One last open-ended huddle numbering more than 300 formed up around the gravesite Friday. Old teammates and townspeople reunited. The owner of the local Dairy Queen played for Pitts. The drug-store owner was his quarterback. His banker and his lawyer played for him. Others who had moved off to the big city of Atlanta returned to say goodbye and to credit him for some part of what they had become.

“It was the leadership skills, I don’t know where I’d be without those that he passed along,” said Eric Porter, a former linebacker from the Class of 1988, a one-time principal at Mary Persons before moving to Conyers and private business.

“He didn’t know how to quit, and, so, that’s not a word in your vocabulary,” said David Sewell, Pitts’ quarterback in the late 1970s. Retired from the postal service, he lives in Mableton. “He made you tough as nails. You took life on like that with ease, having gone through that with him.”

He was the square-cut coach who got a haircut every Thursday of game week. He polished his shoes each week before the game and inspected his players’ footwear to make sure they were tidy, too.

One former assistant remembered being invited to his home for dinner, arriving late, and eating with the coach’s wife and kids. Pitts had eaten at the assigned time and was in the other room watching television.

His players kept their helmets on at all times. If a player was spotted walking when they broke the huddle or between drills, he could be assured he’d be running stadium steps later.

At the end of his practices, his offense had to run 10 plays perfectly before anyone could go home. Sometimes they could do that in 15 minutes. Sometimes it would take more than an hour. There’s a reason Pitts’ teams gained the reputation of overcoming whatever disadvantages they might have in size or speed through sharp-edged execution.

Pitts also was remembered as an important bridge in the early 1970s when Mary Persons was integrated.
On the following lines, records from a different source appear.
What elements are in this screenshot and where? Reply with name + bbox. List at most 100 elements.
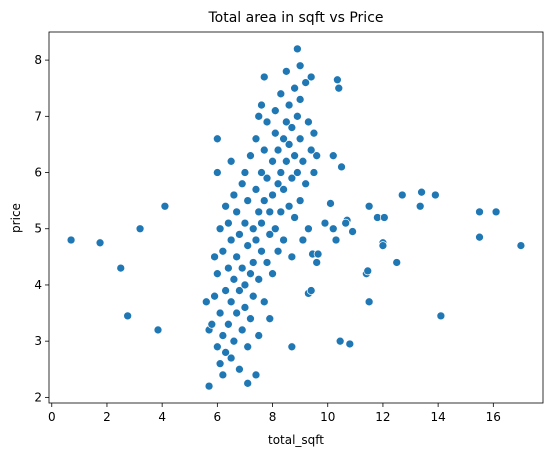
point (135, 224, 145, 234)
point (259, 196, 269, 205)
point (392, 258, 402, 267)
y-tick-label: 2 (34, 390, 42, 404)
point (246, 269, 255, 279)
point (224, 319, 233, 329)
point (235, 286, 244, 295)
point (226, 235, 236, 245)
plot-frame (48, 31, 544, 404)
point (153, 325, 163, 335)
point (298, 156, 308, 166)
point (320, 218, 330, 228)
point (251, 134, 261, 144)
point (516, 241, 526, 250)
point (281, 117, 291, 127)
point (312, 258, 322, 267)
point (268, 156, 277, 166)
x-tick-label: 14 (430, 410, 445, 424)
point (279, 185, 288, 194)
point (268, 269, 277, 279)
point (66, 235, 76, 245)
point (279, 134, 288, 144)
point (348, 227, 357, 236)
point (293, 111, 302, 121)
point (246, 314, 255, 324)
point (237, 325, 247, 335)
point (304, 117, 313, 127)
point (284, 100, 294, 110)
point (243, 241, 253, 250)
point (243, 196, 253, 205)
point (363, 266, 373, 276)
point (364, 297, 374, 307)
point (254, 274, 264, 284)
point (248, 224, 258, 234)
x-tick-label: 4 (158, 410, 166, 424)
point (273, 179, 283, 189)
point (287, 173, 297, 183)
y-tick-label: 5 (34, 222, 42, 236)
point (287, 342, 297, 352)
point (313, 249, 323, 259)
point (218, 246, 228, 256)
point (290, 213, 299, 222)
point (215, 308, 225, 318)
point (306, 145, 316, 155)
point (221, 201, 230, 211)
point (326, 199, 335, 208)
point (281, 156, 291, 166)
chart-title: Total area in sqft vs Price (207, 10, 383, 26)
point (212, 269, 222, 279)
point (229, 190, 239, 200)
point (306, 286, 316, 295)
point (295, 134, 305, 144)
point (415, 201, 425, 211)
point (240, 303, 250, 312)
point (335, 336, 345, 346)
point (248, 258, 258, 267)
point (333, 75, 342, 85)
point (224, 263, 233, 273)
point (337, 162, 346, 172)
point (95, 238, 105, 248)
point (265, 314, 275, 324)
point (284, 140, 294, 149)
point (378, 241, 388, 250)
point (417, 187, 426, 197)
point (251, 185, 261, 194)
point (284, 201, 294, 211)
point (229, 274, 239, 284)
point (364, 201, 374, 211)
point (229, 336, 239, 346)
y-tick-label: 6 (34, 166, 42, 180)
point (259, 297, 269, 307)
point (287, 123, 297, 132)
point (328, 224, 338, 234)
point (251, 370, 261, 380)
point (259, 72, 269, 82)
point (232, 252, 242, 262)
point (116, 263, 126, 273)
y-tick-label: 7 (34, 109, 42, 123)
point (268, 190, 277, 200)
y-tick-label: 8 (34, 53, 42, 67)
point (279, 235, 288, 245)
point (262, 258, 272, 267)
point (341, 218, 351, 228)
point (270, 224, 280, 234)
x-tick-label: 6 (214, 410, 222, 424)
point (201, 297, 211, 307)
point (257, 246, 266, 256)
point (210, 291, 219, 301)
point (290, 83, 299, 93)
point (257, 168, 266, 177)
point (262, 173, 272, 183)
point (218, 370, 228, 380)
point (265, 207, 275, 217)
y-tick-label: 3 (34, 334, 42, 348)
point (226, 353, 236, 363)
point (237, 263, 247, 273)
point (160, 201, 170, 211)
point (215, 359, 225, 369)
point (262, 117, 272, 127)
He had brought in Black players the previous spring to get a jump on the introductions, to ease the tensions. When a former assistant once asked Pitts what the racial makeup of his team was, Pitts told him he had no idea. That wasn’t something he’d count.

“He won over the players, won over the community. It really helped everything, not just football,” said Bobby Melton, a Forsyth attorney whose hobby is tracing the history of Mary Persons football.

Sewell would be the first Black quarterback to start for Persons, and the two of them never discussed the significance of that. “Everybody’s watching me. He had done all this winning and he took a chance on this skinny Black kid,” said Sewell, who went unbeaten during the 1979 regular season. “He never talked about race. He never brought it up.”

The legacy of a coach never is adequately explained by numbers. And in the brief service for Dan Pitts on Friday, they took up very little valuable time reciting wins and losses.

As Bazemore, the long-ago center, better put it before the service: “He taught us that hard work equals success, plain and simple. It’s not about necessarily talent, it’s about working hard. He taught all of us that. And when we worked hard, we were successful. And that translated over into being a father, being a husband, being a professional.”